Rangeroceras Temporal range: Cassinian PreꞒ Ꞓ O S D C P T J K Pg N

Scientific classification
- Kingdom: Animalia
- Phylum: Mollusca
- Class: Cephalopoda
- Order: †Dissidocerida
- Family: †Rangeroceratidae
- Genus: †Rangeroceras Hook & Flower, 1977

= Rangeroceras =

Extinct orthoceratoid cephalopod genus

Rangeroceras is an extinct orthoceratoid cephalopod genus that lived in what is now western North America during the latter part of the Early Ordovician.

==Background==
Shells of Rangeroceras are smooth, slightly depressed, rod-bearing orthocones with moderately large submarginal siphuncles. The siphuncular rods, which lie along the lower (ventral) side of the siphuncle interiors show thin, slightly undulating, growth lamellae in vertical longitudinal section, a somewhat unusual feature. Dorsal annuli only begin to form when the rod has almost filled the entire siphuncle toward to apical end. Connecting rings are thin, but layered. Cameral deposits are known from the dorsal side, the ventral side of the type specimen lost from erosion.

Hook and Flower (1977) originally placed Rangeroceras in the family Baltoceratidae because of the siphunclular rod and thin connecting rings.

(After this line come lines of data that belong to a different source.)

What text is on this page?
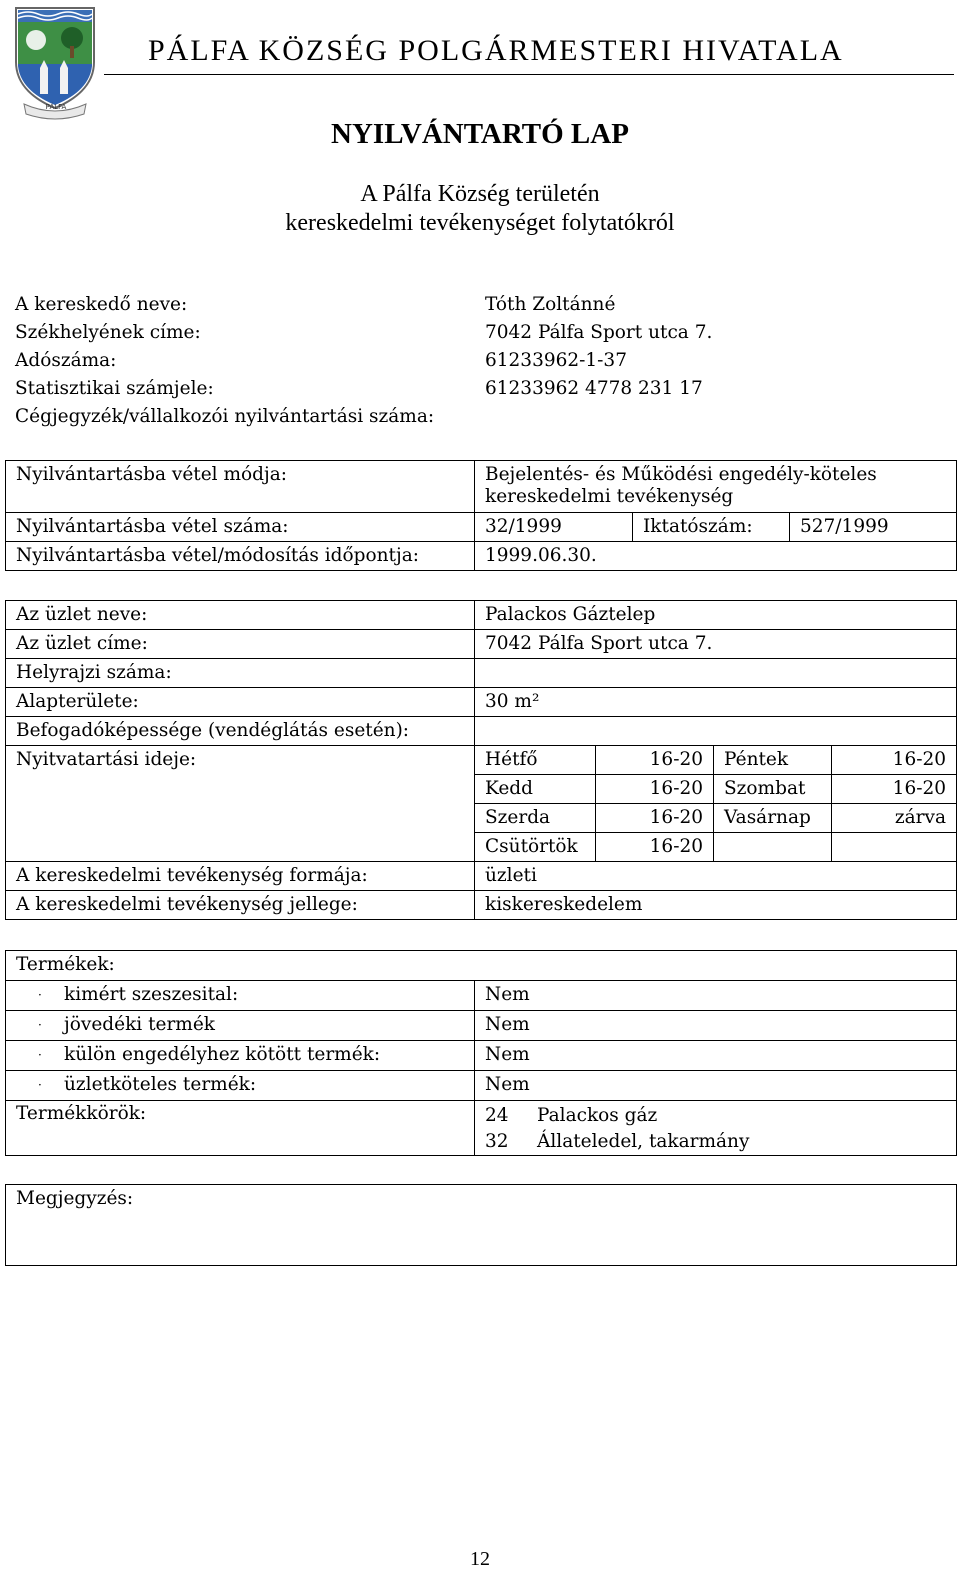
PÁLFA
PÁLFA KÖZSÉG POLGÁRMESTERI HIVATALA
NYILVÁNTARTÓ LAP
A Pálfa Község területén
kereskedelmi tevékenységet folytatókról
A kereskedő neve:	Tóth Zoltánné
Székhelyének címe:	7042 Pálfa Sport utca 7.
Adószáma:	61233962-1-37
Statisztikai számjele:	61233962 4778 231 17
Cégjegyzék/vállalkozói nyilvántartási száma:
Nyilvántartásba vétel módja:	Bejelentés- és Működési engedély-köteles
kereskedelmi tevékenység		

Nyilvántartásba vétel száma:	32/1999	Iktatószám:	527/1999
Nyilvántartásba vétel/módosítás időpontja:	1999.06.30.		
Az üzlet neve:	Palackos Gáztelep			
Az üzlet címe:	7042 Pálfa Sport utca 7.			
Helyrajzi száma:				
Alapterülete:	30 m²			
Befogadóképessége (vendéglátás esetén):				
Nyitvatartási ideje:	Hétfő	16-20	Péntek	16-20
	Kedd	16-20	Szombat	16-20
	Szerda	16-20	Vasárnap	zárva
	Csütörtök	16-20		
A kereskedelmi tevékenység formája:	üzleti			
A kereskedelmi tevékenység jellege:	kiskereskedelem			
Termékek:	
· kimért szeszesital:	Nem
· jövedéki termék	Nem
· külön engedélyhez kötött termék:	Nem
· üzletköteles termék:	Nem
Termékkörök:	24 Palackos gáz
32 Állateledel, takarmány
Megjegyzés:
12
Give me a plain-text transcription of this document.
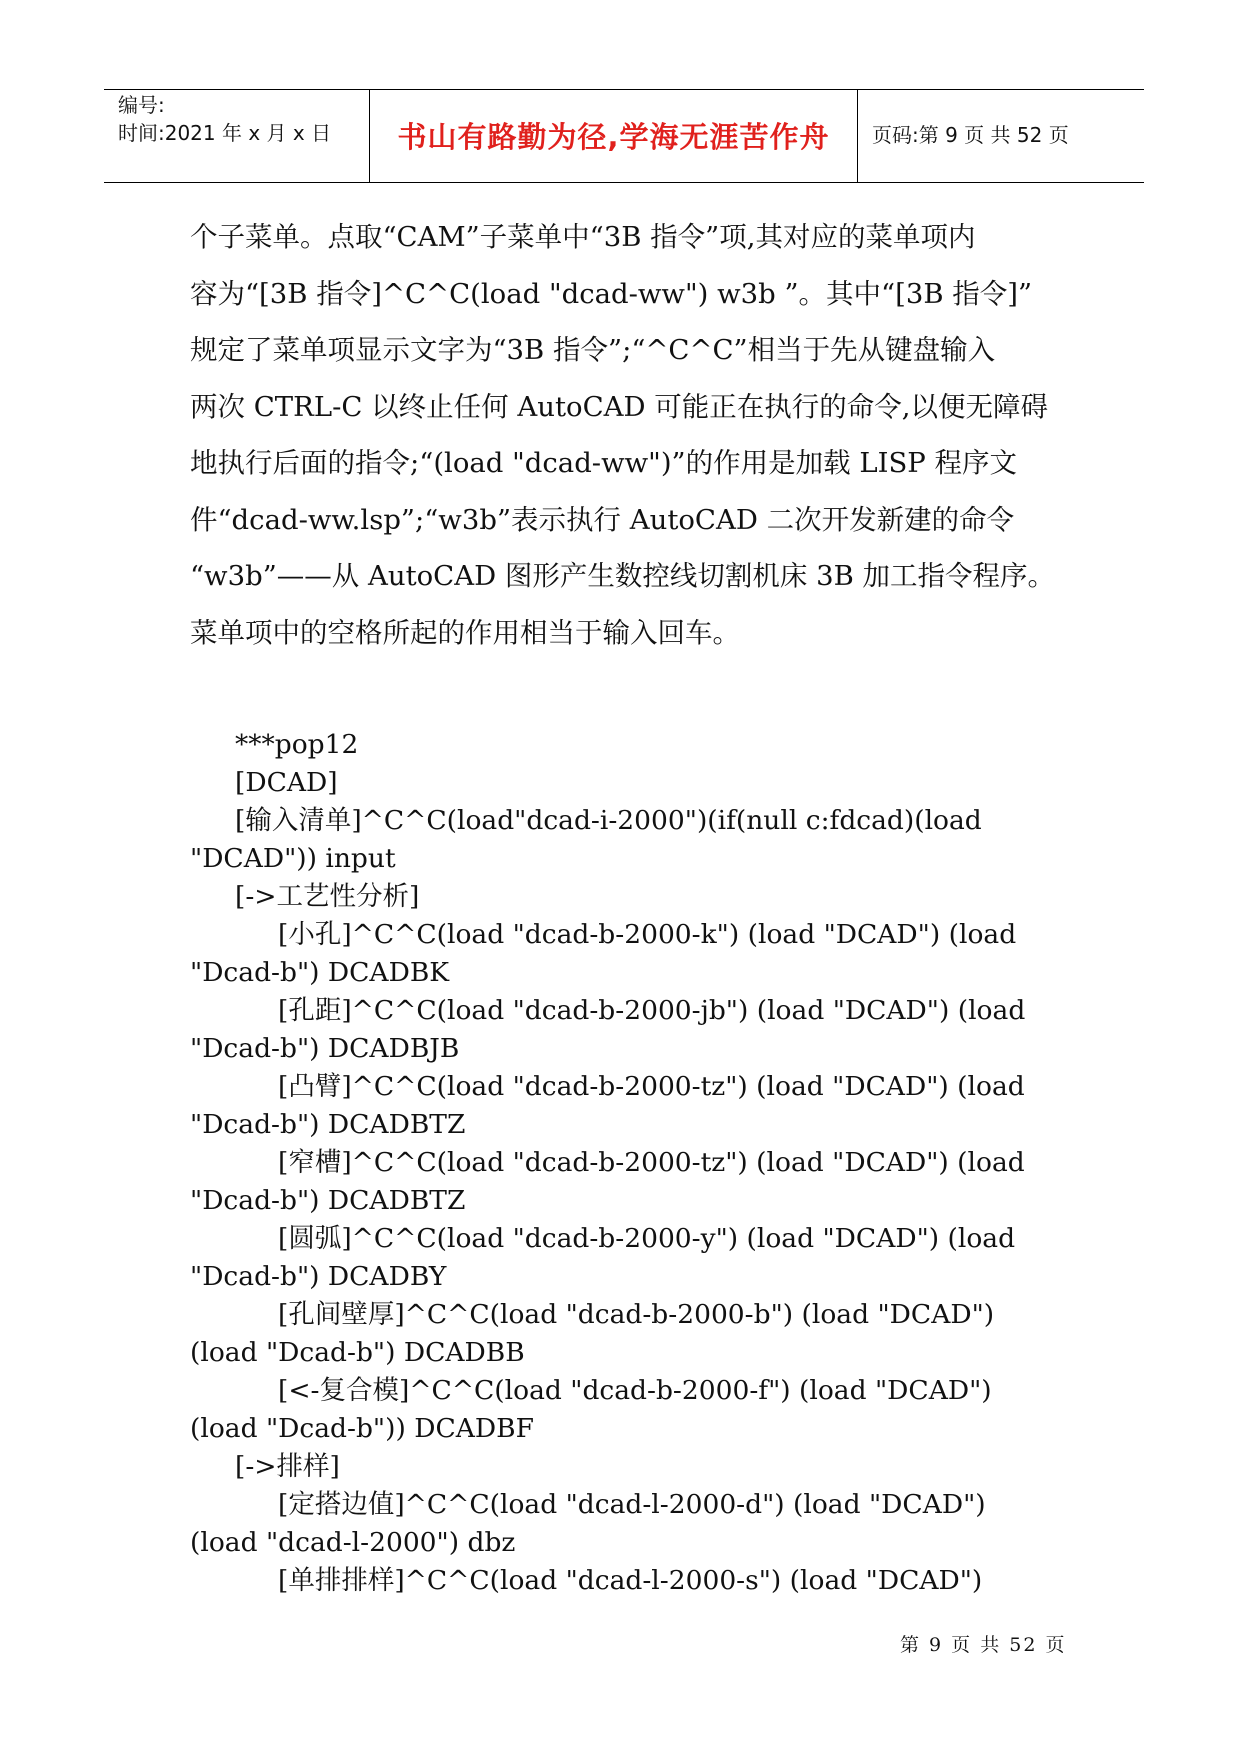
编号:
时间:2021 年 x 月 x 日	书山有路勤为径,学海无涯苦作舟	页码:第 9 页 共 52 页
个子菜单。点取“CAM”子菜单中“3B 指令”项,其对应的菜单项内
容为“[3B 指令]^C^C(load "dcad-ww") w3b ”。其中“[3B 指令]”
规定了菜单项显示文字为“3B 指令”;“^C^C”相当于先从键盘输入
两次 CTRL-C 以终止任何 AutoCAD 可能正在执行的命令,以便无障碍
地执行后面的指令;“(load "dcad-ww")”的作用是加载 LISP 程序文
件“dcad-ww.lsp”;“w3b”表示执行 AutoCAD 二次开发新建的命令
“w3b”——从 AutoCAD 图形产生数控线切割机床 3B 加工指令程序。
菜单项中的空格所起的作用相当于输入回车。
***pop12
[DCAD]
[输入清单]^C^C(load"dcad-i-2000")(if(null c:fdcad)(load
"DCAD")) input
[->工艺性分析]
[小孔]^C^C(load "dcad-b-2000-k") (load "DCAD") (load
"Dcad-b") DCADBK
[孔距]^C^C(load "dcad-b-2000-jb") (load "DCAD") (load
"Dcad-b") DCADBJB
[凸臂]^C^C(load "dcad-b-2000-tz") (load "DCAD") (load
"Dcad-b") DCADBTZ
[窄槽]^C^C(load "dcad-b-2000-tz") (load "DCAD") (load
"Dcad-b") DCADBTZ
[圆弧]^C^C(load "dcad-b-2000-y") (load "DCAD") (load
"Dcad-b") DCADBY
[孔间壁厚]^C^C(load "dcad-b-2000-b") (load "DCAD")
(load "Dcad-b") DCADBB
[<-复合模]^C^C(load "dcad-b-2000-f") (load "DCAD")
(load "Dcad-b")) DCADBF
[->排样]
[定搭边值]^C^C(load "dcad-l-2000-d") (load "DCAD")
(load "dcad-l-2000") dbz
[单排排样]^C^C(load "dcad-l-2000-s") (load "DCAD")
第 9 页 共 52 页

Evans (2005) proposed the family Rangeroceratidae for Rangeroceras and a somewhat similar genus Cyclorangeroceras from Great Britain and included them in the Dissidocerida.

Rangeroceras is named for one of the characters, the range ranger, in the Tajar stories by Jane Shaw Ward. Other Tajar story based genera include Tajaroceras, Wardoceras, and Veneficoceras The type, Rangeroceras hintzei came from the Wahwah Limestone in the Ibex area in Western Utah.